The biggest care home operator in the country has been at the forefront of the financial crisis facing the sector. Four Seasons operates 470 homes and specialist facilities, which contain more than 20,000 beds. However, not only is it being squeezed by the pressures on the wider industry, it is also struggling under the weight of more than £500m of debt, paying out £50m a year in interest. The company reported a pre-tax loss of £25.4m in the third quarter of 2015, the last results it published.

Four Seasons, which is owned by private equity company Terra Firma, appears to have stabilised itself. It made a £26m interest payment in December and insists it has “medium-term finances” for its needs. Nonetheless, the company has said it plans to sell homes this year and close loss-making sites to shore up its finances.

Ian Smith, chairman of Four Seasons, said: “It’s good that the government has listened and that the chancellor has done something. The ability to charge a social care precept gives local authorities some leeway to increase their budgets.

“It’s a start, although it is hard to see how the precept in practice would provide anywhere near enough to put the care home sector on a sustainable footing given the chronic under-funding that exists even before the additional costs of the living wage.”

Councils say they simply do not have the funds to provide more support to care homes.

The Local Government Association has called for £700m that is due to be injected into the Better Care Fund over the next four years to be released immediately.

Councillor Izzi Seccombe, the LGA community wellbeing spokeswoman, said: “We are concerned that councils will not see the benefit of this extra money for social care until towards the end of the decade when services supporting our elderly and vulnerable are under severe strain now.”

However, the constant pleas for extra funding will not solve the underlying structural problems facing elderly care in Britain.
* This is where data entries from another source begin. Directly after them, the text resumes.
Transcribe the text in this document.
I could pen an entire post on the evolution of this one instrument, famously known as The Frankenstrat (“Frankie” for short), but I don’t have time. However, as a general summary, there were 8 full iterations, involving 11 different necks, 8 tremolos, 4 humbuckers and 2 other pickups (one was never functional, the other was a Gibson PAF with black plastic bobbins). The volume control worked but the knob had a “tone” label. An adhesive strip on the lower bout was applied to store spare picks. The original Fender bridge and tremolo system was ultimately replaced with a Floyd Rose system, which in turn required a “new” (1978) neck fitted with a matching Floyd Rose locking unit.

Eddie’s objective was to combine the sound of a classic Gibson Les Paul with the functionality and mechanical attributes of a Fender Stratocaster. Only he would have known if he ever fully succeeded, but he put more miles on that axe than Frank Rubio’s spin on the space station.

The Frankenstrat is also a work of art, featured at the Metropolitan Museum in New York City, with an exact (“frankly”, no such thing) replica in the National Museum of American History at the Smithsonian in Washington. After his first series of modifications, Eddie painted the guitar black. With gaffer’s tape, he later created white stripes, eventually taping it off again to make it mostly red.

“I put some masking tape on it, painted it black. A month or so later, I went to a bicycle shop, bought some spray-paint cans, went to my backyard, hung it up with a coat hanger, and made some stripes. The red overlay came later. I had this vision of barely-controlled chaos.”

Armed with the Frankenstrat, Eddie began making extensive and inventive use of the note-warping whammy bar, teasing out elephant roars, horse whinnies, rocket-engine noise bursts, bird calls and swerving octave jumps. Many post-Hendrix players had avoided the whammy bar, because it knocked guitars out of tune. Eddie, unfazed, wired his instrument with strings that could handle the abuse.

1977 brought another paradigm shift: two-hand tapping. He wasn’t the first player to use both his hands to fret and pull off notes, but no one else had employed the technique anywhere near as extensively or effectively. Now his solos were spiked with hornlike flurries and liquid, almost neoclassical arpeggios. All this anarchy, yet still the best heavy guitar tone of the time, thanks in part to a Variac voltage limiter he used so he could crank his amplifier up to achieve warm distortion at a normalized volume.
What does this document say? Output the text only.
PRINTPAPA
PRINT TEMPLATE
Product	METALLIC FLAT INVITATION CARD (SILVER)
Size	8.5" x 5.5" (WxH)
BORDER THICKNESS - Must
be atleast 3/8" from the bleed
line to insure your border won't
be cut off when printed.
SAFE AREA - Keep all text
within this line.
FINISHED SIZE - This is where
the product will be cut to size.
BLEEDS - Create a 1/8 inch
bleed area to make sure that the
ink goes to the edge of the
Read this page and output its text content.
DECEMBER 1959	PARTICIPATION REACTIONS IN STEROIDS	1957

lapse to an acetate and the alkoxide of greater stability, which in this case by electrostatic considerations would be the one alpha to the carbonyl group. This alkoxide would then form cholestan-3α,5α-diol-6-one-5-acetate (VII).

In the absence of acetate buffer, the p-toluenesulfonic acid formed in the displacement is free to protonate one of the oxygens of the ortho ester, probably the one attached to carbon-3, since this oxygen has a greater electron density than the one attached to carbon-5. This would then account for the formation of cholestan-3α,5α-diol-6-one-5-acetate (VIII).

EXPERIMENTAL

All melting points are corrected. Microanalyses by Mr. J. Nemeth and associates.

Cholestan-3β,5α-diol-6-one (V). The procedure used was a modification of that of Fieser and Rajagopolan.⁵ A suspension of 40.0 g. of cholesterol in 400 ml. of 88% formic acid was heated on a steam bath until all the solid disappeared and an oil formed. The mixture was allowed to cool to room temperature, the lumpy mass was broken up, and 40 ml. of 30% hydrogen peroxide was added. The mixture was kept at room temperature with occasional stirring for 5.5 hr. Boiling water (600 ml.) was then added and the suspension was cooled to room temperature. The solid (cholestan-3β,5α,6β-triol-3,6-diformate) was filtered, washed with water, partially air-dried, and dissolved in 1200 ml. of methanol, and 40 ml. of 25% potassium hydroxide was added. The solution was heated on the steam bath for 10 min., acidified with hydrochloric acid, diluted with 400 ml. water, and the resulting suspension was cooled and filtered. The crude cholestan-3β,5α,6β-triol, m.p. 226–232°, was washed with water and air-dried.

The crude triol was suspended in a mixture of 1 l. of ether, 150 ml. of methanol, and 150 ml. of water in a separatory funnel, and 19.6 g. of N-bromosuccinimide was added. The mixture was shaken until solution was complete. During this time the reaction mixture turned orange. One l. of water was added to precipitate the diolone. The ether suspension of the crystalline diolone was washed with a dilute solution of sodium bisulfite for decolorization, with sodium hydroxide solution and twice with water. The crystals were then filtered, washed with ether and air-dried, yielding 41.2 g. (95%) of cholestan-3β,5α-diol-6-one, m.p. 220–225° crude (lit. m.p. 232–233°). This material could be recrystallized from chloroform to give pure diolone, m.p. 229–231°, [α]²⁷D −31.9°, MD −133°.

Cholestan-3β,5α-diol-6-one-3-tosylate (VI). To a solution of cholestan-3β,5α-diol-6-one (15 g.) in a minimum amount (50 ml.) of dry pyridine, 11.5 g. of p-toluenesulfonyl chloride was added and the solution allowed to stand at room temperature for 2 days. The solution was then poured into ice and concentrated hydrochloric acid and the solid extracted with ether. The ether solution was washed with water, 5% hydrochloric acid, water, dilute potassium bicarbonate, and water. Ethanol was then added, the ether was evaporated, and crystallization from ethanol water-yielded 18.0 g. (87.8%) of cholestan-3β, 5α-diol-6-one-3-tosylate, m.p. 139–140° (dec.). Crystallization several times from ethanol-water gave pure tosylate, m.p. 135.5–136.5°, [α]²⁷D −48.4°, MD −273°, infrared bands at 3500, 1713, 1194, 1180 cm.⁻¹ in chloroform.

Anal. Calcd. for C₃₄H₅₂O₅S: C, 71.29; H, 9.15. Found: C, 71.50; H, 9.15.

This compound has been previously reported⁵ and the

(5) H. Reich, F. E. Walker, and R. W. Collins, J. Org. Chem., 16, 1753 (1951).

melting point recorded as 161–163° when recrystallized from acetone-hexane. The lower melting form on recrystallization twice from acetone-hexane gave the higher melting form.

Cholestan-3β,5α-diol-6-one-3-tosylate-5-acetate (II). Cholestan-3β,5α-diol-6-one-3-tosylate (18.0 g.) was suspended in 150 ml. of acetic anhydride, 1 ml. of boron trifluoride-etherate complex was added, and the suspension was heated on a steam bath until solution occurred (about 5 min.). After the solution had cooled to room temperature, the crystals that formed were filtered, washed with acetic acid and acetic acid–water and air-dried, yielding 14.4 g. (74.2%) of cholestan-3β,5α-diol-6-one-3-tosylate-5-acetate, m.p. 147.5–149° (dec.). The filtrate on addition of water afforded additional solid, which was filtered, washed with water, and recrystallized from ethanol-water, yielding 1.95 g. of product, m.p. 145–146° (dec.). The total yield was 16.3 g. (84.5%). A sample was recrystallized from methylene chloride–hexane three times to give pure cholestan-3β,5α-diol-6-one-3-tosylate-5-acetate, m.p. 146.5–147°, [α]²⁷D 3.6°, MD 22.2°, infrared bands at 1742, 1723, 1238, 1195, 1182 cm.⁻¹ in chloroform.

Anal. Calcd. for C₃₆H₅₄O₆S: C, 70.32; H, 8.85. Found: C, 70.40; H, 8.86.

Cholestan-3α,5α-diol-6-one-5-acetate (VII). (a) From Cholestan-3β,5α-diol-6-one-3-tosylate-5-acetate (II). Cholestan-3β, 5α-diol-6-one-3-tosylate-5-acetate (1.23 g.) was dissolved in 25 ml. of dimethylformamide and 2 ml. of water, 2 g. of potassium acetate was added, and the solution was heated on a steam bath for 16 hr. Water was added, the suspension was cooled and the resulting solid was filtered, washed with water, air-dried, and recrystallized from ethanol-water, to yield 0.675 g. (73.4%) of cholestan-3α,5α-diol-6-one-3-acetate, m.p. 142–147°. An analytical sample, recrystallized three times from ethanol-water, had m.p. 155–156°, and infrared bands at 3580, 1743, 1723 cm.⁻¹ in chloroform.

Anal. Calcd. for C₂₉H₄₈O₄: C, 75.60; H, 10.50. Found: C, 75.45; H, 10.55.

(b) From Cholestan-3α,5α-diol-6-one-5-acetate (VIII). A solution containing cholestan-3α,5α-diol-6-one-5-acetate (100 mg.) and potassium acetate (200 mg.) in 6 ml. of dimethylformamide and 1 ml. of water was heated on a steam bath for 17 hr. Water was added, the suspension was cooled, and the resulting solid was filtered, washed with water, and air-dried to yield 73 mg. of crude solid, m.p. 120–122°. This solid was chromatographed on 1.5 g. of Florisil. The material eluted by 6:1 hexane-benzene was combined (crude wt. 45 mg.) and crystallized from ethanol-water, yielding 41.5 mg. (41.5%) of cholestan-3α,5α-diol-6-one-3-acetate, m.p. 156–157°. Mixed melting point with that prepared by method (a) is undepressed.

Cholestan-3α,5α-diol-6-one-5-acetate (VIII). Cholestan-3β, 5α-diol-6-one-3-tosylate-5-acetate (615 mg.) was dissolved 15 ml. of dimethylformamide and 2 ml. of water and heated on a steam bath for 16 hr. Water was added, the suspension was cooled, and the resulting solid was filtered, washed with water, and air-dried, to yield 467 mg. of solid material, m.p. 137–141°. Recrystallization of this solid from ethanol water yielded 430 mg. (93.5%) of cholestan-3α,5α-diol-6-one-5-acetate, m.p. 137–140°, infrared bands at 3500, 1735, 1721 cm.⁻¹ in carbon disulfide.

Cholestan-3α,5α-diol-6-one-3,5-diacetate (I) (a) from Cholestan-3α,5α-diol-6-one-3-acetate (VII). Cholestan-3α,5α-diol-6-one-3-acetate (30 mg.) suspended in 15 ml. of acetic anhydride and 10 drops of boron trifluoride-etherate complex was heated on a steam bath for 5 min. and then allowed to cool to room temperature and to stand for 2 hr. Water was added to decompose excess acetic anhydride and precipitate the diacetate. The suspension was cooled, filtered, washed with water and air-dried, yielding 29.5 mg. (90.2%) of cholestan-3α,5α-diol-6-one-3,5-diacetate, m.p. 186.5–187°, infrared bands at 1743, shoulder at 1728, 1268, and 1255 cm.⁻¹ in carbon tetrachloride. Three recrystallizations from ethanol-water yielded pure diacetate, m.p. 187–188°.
One senior executive at a major care home group said both the shortage of beds in hospitals and the funding pressure on care homes could be eased by greater cooperation between the NHS and the social care industry. The NHS spends as much as £25bn a year on holding elderly patients in hospital as they wait for the local authority to arrange and approve a care home, they claimed.

William Laing, an economist and author of the LaingBuisson report, said the UK needs a new regulator for the industry called Ofcare that sets the prices for care homes in the same way that Ofgem and Ofwat do for utilities. This could ensure that councils adequately fund care and operators do not make excessive profits.

He said: “The continuing standoff between central and local government, where no one is taking responsibility for good management of the social care market, has led to a highly polarised environment, with inadequate profits in areas highly exposed to public pay and super-profits earned by some providers in areas of high private pay.”